Soon after its arrival, the team was about to enter Portapique when it was sent to check out several suspicious sightings involving someone with a flashlight outside homes in the community of Five Houses, across a river and nearly three kilometres away.

But they did not have operational tracking and digital mapping devices in their vehicles, while technology that was on their phones and would have allowed team members to locate one another wasn’t working. As a result, they relied on verbal radio directions from commanders to navigate their way in the pitch dark.

At one point the document notes that Mills had difficulty finding the location of the reported sightings using the instructions he was given over the radio, which also had too many members on it at the time. 

He soon asked Staff Sgt. Brian Rehill, who was the risk manager at the RCMPs Operational Communications Centre in Truro, N.S., to call his cellphone to sort things out.

“It caused delays in locating addresses and … and you know, getting the lay of the land for sure,” Mills told inquiry staff, adding that night they were “definitely cursing” their inability to map and track.

Mills also voiced frustration over the team’s next assignment, which was to rescue Clinton Ellison, who had been hiding in a wooded area in Portapique following the killing of his brother Corrie Ellison by the gunman hours before. Mills told inquiry investigators that Ellison would have been found sooner had there been tracking technology or a helicopter overhead to detect a body heat signature.

He said the same may have applied to the gunman’s common-law spouse Lisa Banfield, who spent the night hiding in the woods and was found by the tactical team the next morning after she sought refuge in the home of a Portapique resident.

The foundational document verifies that RCMP knew for certain from talking to Banfield at around 6:45 a.m. that gunman Gabriel Wortman was heavily armed and on the loose in a fully marked RCMP cruiser complete with a light bar.

The tactical team was finally updated at 8:20 a.m. with further information that the marked car had a call sign on its side of 28-B11.

During its nearly nine hours in the Portapique area, the tactical team also came across several victims of the gunman and verified that they were dead. Those victims included Corrie Ellison, Lisa McCully and Greg and Jamie Blair.

The team was in the midst of conducting a house-to-house evacuation of the area with a Department of Natural Resources helicopter overhead when police received a 911 call around 9:35 a.m. about a shooting in Wentworth, along with a witness report of an RCMP vehicle leaving the scene.

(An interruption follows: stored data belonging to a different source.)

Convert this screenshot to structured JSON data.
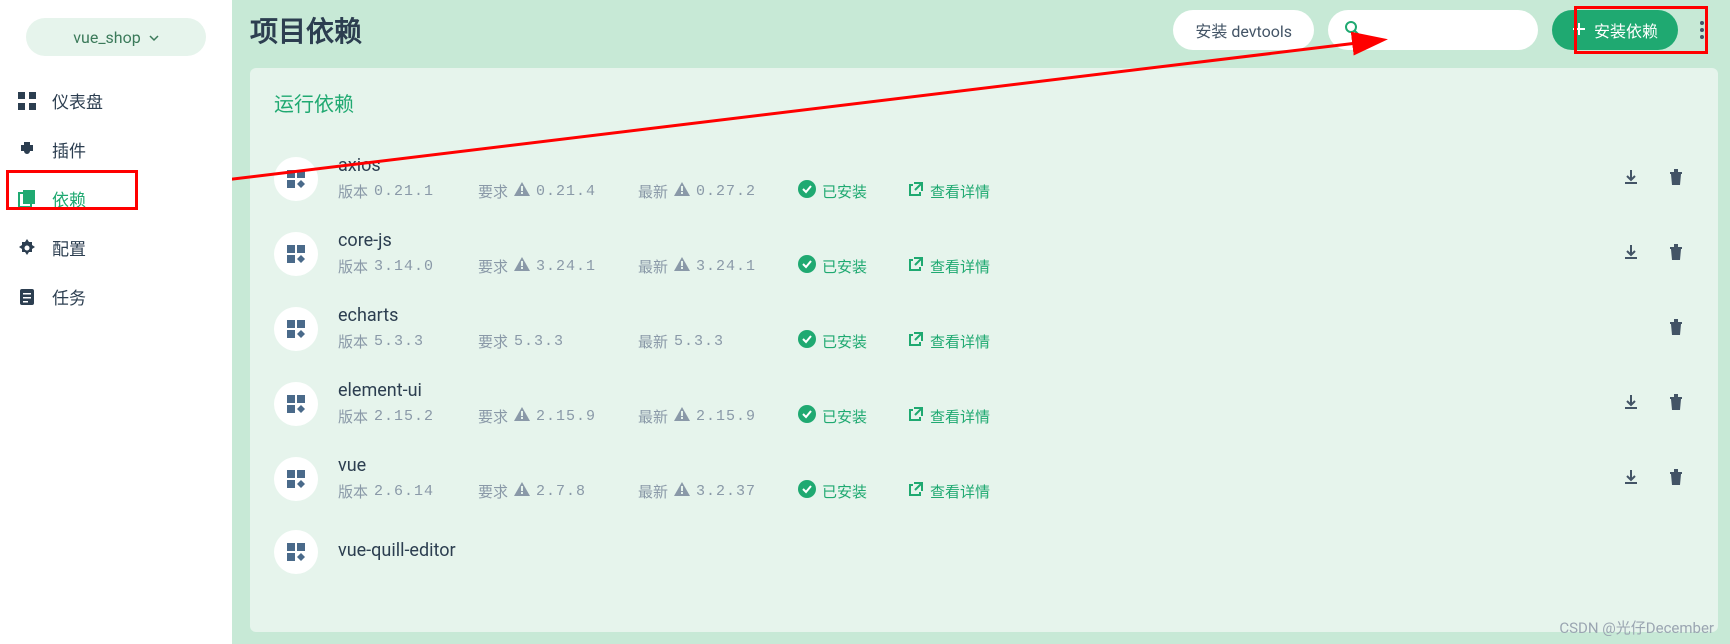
{
  "project": {
    "name": "vue_shop"
  },
  "sidebar": {
    "items": [
      {
        "label": "仪表盘",
        "icon": "dashboard-icon"
      },
      {
        "label": "插件",
        "icon": "plugin-icon"
      },
      {
        "label": "依赖",
        "icon": "dependency-icon",
        "active": true
      },
      {
        "label": "配置",
        "icon": "config-icon"
      },
      {
        "label": "任务",
        "icon": "task-icon"
      }
    ]
  },
  "header": {
    "title": "项目依赖",
    "devtools_label": "安装 devtools",
    "search_placeholder": "",
    "install_label": "安装依赖"
  },
  "section": {
    "title": "运行依赖"
  },
  "labels": {
    "version": "版本",
    "required": "要求",
    "latest": "最新",
    "installed": "已安装",
    "detail": "查看详情"
  },
  "deps": [
    {
      "name": "axios",
      "version": "0.21.1",
      "required": "0.21.4",
      "latest": "0.27.2",
      "req_warn": true,
      "latest_warn": true,
      "download": true,
      "delete": true
    },
    {
      "name": "core-js",
      "version": "3.14.0",
      "required": "3.24.1",
      "latest": "3.24.1",
      "req_warn": true,
      "latest_warn": true,
      "download": true,
      "delete": true
    },
    {
      "name": "echarts",
      "version": "5.3.3",
      "required": "5.3.3",
      "latest": "5.3.3",
      "req_warn": false,
      "latest_warn": false,
      "download": false,
      "delete": true
    },
    {
      "name": "element-ui",
      "version": "2.15.2",
      "required": "2.15.9",
      "latest": "2.15.9",
      "req_warn": true,
      "latest_warn": true,
      "download": true,
      "delete": true
    },
    {
      "name": "vue",
      "version": "2.6.14",
      "required": "2.7.8",
      "latest": "3.2.37",
      "req_warn": true,
      "latest_warn": true,
      "download": true,
      "delete": true
    },
    {
      "name": "vue-quill-editor",
      "version": "",
      "required": "",
      "latest": "",
      "req_warn": false,
      "latest_warn": false,
      "download": false,
      "delete": false
    }
  ],
  "watermark": "CSDN @光仔December"
}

Const. Trent Milton, another team member, told the commission: “We knew that … was obviously our individual. We had an active threat again, and we were pushed into the threat to try to stop it.”

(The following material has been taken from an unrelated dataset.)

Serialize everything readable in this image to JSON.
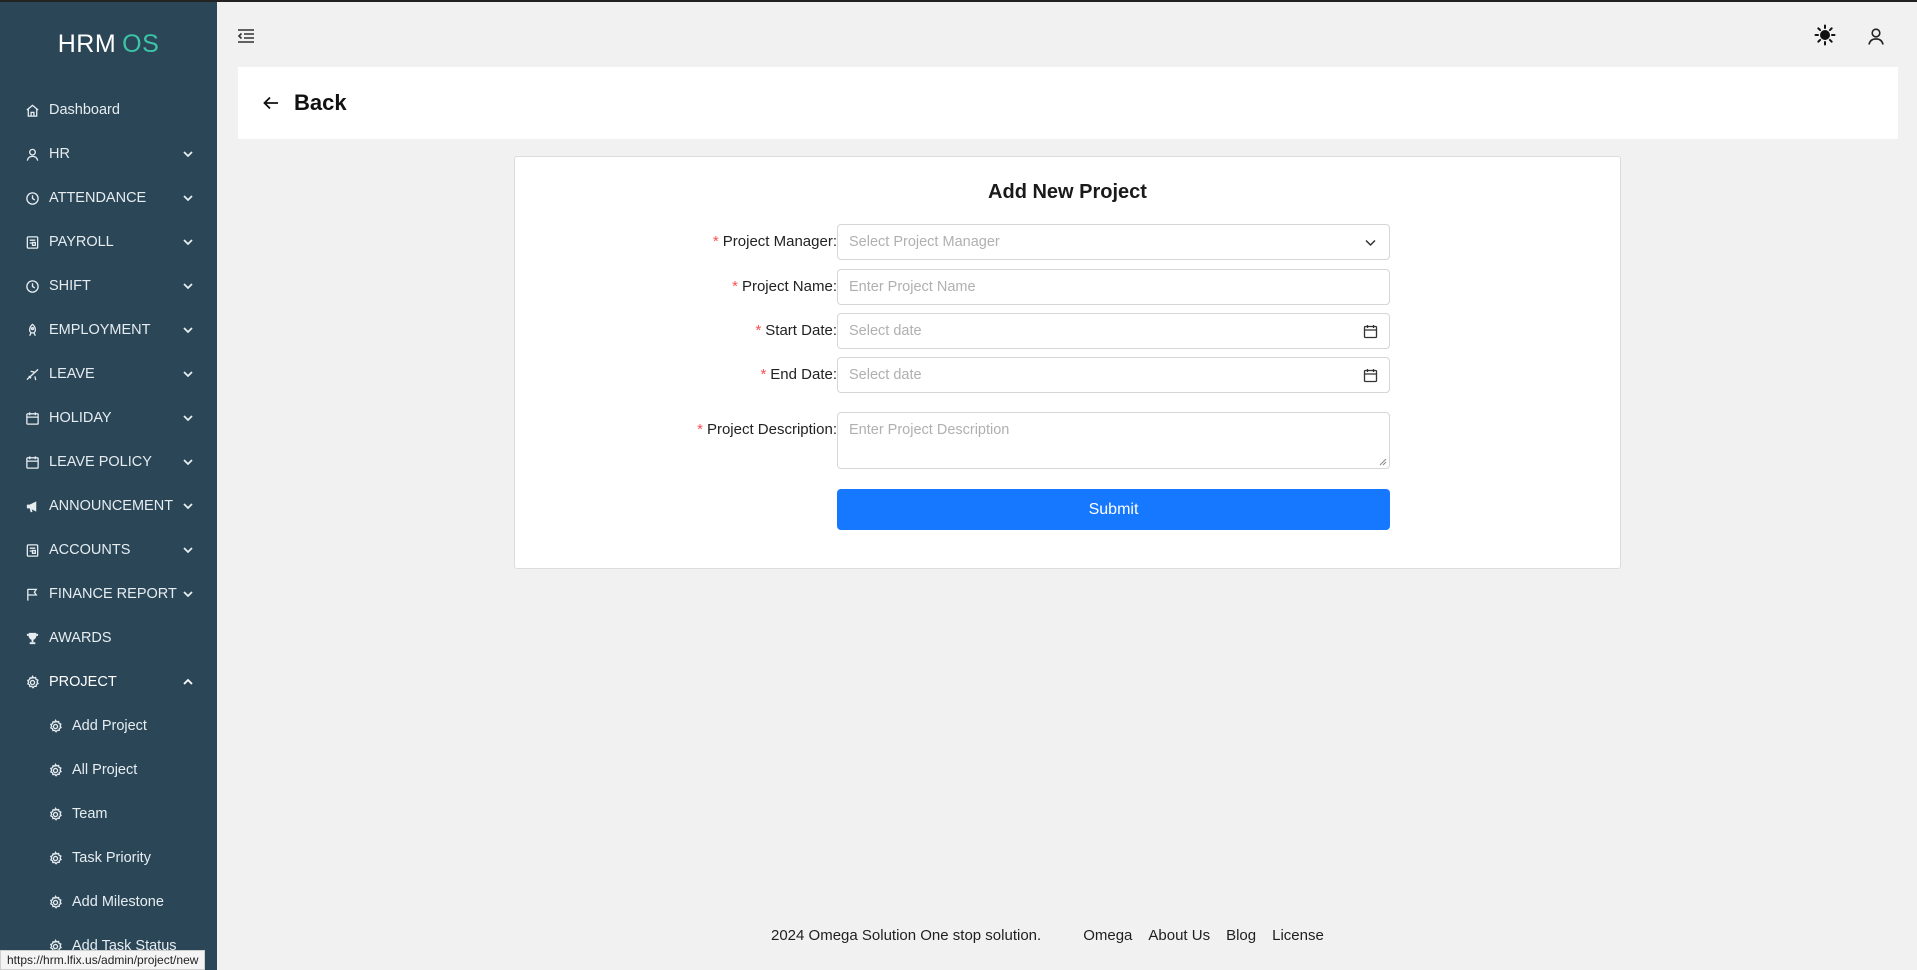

The team was rushing to Wentworth when it suddenly had to divert to a home in the community of Glenholme, N.S., where the killer had reportedly been seen.

After securing that area, the tactical team was eventually sent to Debert, N.S., where victims Kristen Beaton and Heather O’Brien had been shot dead.

The pursuit eventually led the Emergency Response Team through the communities of Truro, Brookfield, Shubenacadie, Elmsdale and finally Enfield, where Wortman was shot and killed at a gas station.

Mills, who retired from the RCMP in July 2021, told commission investigators that he was satisfied with his team’s performance and believed they were confronted with a unique situation.

“Put it this way, you would never dream up a scenario like this, you know, because there’s too much going on at once,” he said.